Erika Schanzenbach, who opposes abortion and whose longtime protests outside the Tennessee clinic have led to civil lawsuits, said she heard about the Virginia clinic from the online fundraiser. This summer, she distributed flyers in the neighborhood around the new clinic encouraging locals to call city officials and the property owner to complain.

“As we were informing people about this clinic coming to their neighborhood, there were quite a few people that didn’t know,” Schanzenbach said. “A lot of people don’t want it in their neighborhood.” She said she plans to protest there, too.

Farnum, the Virginia mayor, said he received dozens of calls and emails — “a lot for a city this size” — from residents concerned about the clinic. But he told them he can’t do much to stop it. “It’s really more of a state decision. And currently, right now, the state law is that it is legal to operate that in the state,” Farnum said. “Our hands are sort of tied. We don’t really have anything to vote on.”

For now, there’s not much activity at the Virginia clinic. The low-slung brick building sits at the end of a residential street. On a recent weekday morning, a small pile of empty boxes, formerly full of new office supplies, sat outside. While Pink Defenders and protesters gathered at the Tennessee clinic about a mile away, the Virginia one sat quiet, empty.

To Max Carwile, it’s a symbol of resilience. She’s the director of programs at Abortion Access Front, a national abortion rights group, and a co-founder of Mountain Access Brigade, an abortion fund that works in East Tennessee.

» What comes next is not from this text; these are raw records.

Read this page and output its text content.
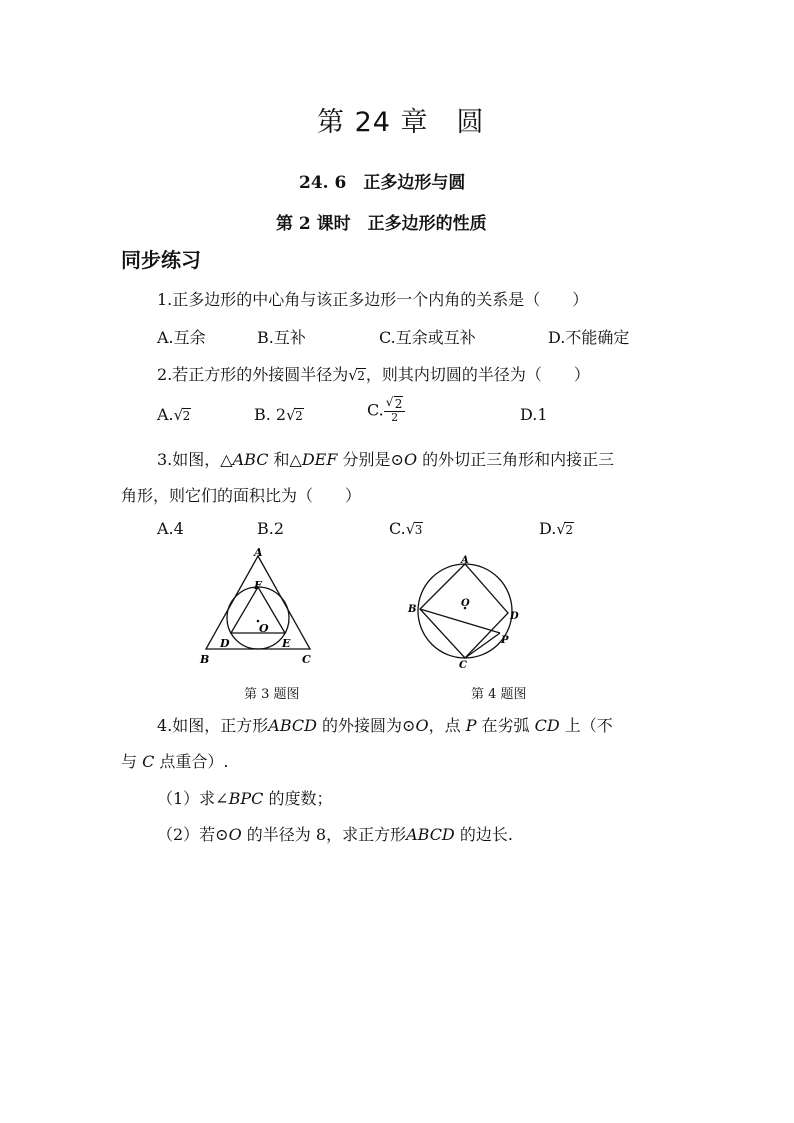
第 24 章　圆
24. 6　正多边形与圆
第 2 课时　正多边形的性质
同步练习
1.正多边形的中心角与该正多边形一个内角的关系是（　　）
A.互余	B.互补	C.互余或互补	D.不能确定
2.若正方形的外接圆半径为 √ 2，则其内切圆的半径为（　　）
A. √ 2	B. 2 √ 2	C. $\frac{√ 2}{2}$	D.1
3.如图，△ABC 和△DEF 分别是⊙O 的外切正三角形和内接正三
角形，则它们的面积比为（　　）
A.4	B.2	C. √ 3	D. √ 2
A
B	C
D	E
F
O
第 3 题图
A
B
C
D
P
O
第 4 题图
4.如图，正方形ABCD 的外接圆为⊙O，点 P 在劣弧 CD 上（不
与 C 点重合）.
（1）求∠BPC 的度数；
（2）若⊙O 的半径为 8，求正方形ABCD 的边长.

She grew up in the region, which she called a “desert of health care access,” and said the clinic opening in Bristol, Virginia, will mean a “world of difference to patients” — even if the people running it can’t keep the doors open forever.

“For the ones who have the chance to move a short distance, that’s amazing,” said Lori Williams, chair of the National Abortion Federation’s board of directors. “For the ones that are able to move great distances, that’s also amazing. But there’s many of us who won’t be able to make that move.”